‘Must you go?’ Mariella smiled at her with a sort of sweet blankness. ‘Well—you must come again soon. Come often.’
‘I’ll see you to the door,’ said Julian. ‘I’m taking the boy in.’
Without another word or look Mariella went away; and he marched off into the house, carrying the child; and Judith followed him, sick at heart.
Everything had gone wrong. Martin and Roddy had not returned and she dared not seek them to say good-night. Alas, they would not care whether she did so or not since they had not been sufficiently interested in her to stay beside her. Even Martin did not want her, preferred Roddy. She had hoped to gain assurance enough to look at Roddy, once, calmly, and see him as he was; but in the few glances they had exchanged she had seen nothing but an unreality so poignant, so burning that it blurred her whole mind and forced her eyes to escape, helpless. To-night when she was in bed they would all come before her, haunting and tormenting, trebly indifferent and unpossessed now that this longed-for meeting was accomplished, a bitter and fruitless fact. Imagination at least had been fecund, it had fed itself:—but the reality was as sterile as stone. What might she have done, she wondered, that she had not done, how should she have looked in order to please them? Was it her clothes or her looks or her idiotic seriousness about college that had condemned her to them? Bleakly pondering, she followed Julian into the sitting room.

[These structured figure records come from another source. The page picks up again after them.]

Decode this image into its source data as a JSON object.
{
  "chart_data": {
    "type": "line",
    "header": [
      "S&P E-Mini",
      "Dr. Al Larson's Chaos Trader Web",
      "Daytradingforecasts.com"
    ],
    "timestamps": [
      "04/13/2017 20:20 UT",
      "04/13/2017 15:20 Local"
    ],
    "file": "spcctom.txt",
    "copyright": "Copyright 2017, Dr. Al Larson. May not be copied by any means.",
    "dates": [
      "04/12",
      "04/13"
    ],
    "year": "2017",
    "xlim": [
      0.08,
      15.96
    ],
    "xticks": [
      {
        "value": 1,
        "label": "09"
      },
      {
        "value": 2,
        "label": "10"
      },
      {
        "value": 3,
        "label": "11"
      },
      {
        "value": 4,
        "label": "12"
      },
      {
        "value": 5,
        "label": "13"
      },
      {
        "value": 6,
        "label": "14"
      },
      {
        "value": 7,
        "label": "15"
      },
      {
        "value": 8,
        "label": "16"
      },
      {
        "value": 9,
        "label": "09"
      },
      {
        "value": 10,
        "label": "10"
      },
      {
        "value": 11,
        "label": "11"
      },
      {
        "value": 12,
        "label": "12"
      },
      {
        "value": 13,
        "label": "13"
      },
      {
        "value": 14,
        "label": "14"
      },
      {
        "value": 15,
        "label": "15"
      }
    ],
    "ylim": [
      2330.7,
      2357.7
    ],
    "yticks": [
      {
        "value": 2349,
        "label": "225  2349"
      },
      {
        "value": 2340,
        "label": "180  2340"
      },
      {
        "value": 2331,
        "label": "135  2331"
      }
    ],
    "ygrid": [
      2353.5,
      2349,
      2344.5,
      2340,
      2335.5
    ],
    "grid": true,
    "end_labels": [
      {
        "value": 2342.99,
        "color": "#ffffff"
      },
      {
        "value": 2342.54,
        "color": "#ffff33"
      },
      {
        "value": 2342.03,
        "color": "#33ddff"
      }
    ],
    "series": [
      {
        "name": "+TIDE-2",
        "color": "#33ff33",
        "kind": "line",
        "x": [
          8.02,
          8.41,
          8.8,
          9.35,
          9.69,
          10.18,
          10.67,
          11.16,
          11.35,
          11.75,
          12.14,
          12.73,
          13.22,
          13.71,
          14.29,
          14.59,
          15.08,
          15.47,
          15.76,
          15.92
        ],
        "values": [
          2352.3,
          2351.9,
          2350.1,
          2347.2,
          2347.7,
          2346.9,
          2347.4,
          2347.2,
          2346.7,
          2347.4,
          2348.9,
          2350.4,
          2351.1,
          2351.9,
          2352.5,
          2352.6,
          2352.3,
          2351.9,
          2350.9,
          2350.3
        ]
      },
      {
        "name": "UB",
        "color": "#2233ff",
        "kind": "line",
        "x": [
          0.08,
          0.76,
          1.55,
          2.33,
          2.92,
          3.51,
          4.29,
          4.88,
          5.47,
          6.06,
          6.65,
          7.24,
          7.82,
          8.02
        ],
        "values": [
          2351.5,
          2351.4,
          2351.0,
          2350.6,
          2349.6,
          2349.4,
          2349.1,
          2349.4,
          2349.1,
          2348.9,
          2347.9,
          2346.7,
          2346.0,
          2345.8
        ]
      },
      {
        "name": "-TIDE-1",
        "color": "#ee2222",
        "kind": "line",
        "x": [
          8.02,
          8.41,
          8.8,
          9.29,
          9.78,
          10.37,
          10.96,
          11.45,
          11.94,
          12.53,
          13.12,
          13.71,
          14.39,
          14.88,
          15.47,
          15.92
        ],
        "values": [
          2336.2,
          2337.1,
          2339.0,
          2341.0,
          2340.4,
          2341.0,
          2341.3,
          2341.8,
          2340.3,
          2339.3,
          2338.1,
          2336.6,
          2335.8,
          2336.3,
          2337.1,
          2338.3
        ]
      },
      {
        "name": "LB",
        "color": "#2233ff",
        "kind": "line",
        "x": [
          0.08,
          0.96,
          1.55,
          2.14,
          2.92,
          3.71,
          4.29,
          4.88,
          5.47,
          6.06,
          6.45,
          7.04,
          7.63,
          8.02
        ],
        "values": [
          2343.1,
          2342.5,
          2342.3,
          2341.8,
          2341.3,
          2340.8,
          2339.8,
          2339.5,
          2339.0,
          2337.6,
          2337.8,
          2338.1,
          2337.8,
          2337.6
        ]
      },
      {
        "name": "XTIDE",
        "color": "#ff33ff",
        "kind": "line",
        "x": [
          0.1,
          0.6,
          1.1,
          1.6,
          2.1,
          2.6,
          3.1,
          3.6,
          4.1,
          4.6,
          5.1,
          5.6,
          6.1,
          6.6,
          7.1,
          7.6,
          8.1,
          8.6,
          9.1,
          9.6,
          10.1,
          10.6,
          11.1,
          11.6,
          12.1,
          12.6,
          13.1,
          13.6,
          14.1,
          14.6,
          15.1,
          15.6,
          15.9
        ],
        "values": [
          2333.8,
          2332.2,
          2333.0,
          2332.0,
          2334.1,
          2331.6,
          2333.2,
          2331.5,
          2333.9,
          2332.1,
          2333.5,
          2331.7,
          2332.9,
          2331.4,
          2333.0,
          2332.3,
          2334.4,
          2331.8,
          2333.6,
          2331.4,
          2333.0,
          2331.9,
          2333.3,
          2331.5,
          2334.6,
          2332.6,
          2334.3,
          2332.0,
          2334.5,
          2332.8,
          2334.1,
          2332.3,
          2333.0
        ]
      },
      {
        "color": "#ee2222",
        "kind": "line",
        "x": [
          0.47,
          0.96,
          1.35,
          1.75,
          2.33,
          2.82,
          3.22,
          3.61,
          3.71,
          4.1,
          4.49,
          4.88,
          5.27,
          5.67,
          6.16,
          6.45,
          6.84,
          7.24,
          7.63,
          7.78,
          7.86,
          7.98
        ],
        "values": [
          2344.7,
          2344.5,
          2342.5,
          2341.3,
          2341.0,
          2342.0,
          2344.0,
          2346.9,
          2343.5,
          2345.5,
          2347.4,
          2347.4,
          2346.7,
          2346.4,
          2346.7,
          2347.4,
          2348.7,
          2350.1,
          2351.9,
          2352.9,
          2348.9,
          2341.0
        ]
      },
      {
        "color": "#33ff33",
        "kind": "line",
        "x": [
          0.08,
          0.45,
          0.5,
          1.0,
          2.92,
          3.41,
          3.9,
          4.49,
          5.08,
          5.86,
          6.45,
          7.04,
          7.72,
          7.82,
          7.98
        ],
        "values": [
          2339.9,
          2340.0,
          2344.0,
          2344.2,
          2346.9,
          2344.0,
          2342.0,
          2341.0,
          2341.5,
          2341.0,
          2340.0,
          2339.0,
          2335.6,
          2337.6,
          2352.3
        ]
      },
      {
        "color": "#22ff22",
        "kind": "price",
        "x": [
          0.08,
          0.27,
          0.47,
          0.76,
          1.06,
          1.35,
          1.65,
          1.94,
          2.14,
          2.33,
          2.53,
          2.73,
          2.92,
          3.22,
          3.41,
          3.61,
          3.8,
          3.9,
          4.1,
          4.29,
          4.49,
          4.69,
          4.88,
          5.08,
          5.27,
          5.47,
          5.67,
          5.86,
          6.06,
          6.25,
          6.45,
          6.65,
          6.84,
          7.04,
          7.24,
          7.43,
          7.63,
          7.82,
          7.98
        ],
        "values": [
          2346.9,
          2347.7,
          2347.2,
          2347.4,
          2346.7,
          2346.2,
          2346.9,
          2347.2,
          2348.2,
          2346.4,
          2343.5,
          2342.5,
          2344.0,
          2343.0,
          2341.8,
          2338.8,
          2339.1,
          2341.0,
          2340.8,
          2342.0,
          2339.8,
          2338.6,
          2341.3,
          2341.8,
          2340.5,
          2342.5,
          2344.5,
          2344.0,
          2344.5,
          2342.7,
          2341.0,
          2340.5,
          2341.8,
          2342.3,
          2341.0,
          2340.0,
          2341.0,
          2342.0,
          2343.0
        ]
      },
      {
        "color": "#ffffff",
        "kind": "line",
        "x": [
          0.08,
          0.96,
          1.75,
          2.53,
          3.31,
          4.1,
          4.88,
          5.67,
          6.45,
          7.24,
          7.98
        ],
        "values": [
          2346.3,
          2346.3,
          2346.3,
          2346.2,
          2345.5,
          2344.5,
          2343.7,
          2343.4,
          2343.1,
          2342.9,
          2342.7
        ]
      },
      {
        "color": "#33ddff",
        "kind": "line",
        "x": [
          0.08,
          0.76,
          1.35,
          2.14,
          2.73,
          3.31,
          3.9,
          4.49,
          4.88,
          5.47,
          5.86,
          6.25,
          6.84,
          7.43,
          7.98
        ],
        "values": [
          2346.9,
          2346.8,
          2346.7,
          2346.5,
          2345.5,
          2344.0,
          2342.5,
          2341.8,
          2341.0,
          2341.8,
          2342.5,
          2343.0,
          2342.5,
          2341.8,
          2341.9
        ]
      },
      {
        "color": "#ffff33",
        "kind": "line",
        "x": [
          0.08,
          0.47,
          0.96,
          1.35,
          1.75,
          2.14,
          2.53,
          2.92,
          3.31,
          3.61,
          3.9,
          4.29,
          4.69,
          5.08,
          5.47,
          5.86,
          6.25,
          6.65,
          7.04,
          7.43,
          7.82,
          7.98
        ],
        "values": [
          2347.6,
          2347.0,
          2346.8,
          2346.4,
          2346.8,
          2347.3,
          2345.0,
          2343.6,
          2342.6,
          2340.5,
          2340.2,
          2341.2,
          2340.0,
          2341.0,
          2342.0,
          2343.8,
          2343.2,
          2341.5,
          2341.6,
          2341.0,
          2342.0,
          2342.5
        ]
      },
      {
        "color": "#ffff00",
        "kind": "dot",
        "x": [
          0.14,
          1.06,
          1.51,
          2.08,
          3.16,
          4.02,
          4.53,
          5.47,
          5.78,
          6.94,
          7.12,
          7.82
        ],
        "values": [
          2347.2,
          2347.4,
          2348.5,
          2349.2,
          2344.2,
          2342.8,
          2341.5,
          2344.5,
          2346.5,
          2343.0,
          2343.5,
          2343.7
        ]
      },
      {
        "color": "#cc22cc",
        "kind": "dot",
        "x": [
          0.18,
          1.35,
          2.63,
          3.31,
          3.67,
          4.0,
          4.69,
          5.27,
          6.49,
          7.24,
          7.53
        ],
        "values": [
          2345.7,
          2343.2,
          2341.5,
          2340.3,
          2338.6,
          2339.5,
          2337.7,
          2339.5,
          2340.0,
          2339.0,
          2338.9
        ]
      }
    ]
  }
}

He sat down at the piano with the boy on his knee, and began softly playing. Judith stood beside him.
After a little the child flung his head back against Julian’s shoulder, raptly listening. When he did this Julian’s face smoothed itself out and all but smiled. He continued to play, then stopped and said:
‘Sit down. You needn’t go yet,’—and continued his quiet music.
To free his arms she gently took the child from him and set him on her own lap, where he sat motionless and as if unconscious of the change.
Gradually as she watched the crooked fingers sliding along the keys from chord to chord, and saw around her the familiar room, the past stole over her. He was the boy Julian and she the half-dreaming privileged listener; and as if there had been no gap in their knowledge of each other they sat side by side in unselfconscious intimacy. What had there been to fear? She saw now that she would always be able to pick him up just where she had left him, and find him unchanged to her; she could say anything to him without danger of mockery or rebuff. But he had always been the easiest: the sense of blood-relationship was tempered in him by his critical intelligence; and he was always prepared at least to sharpen his wits against the stranger, if not to befriend him.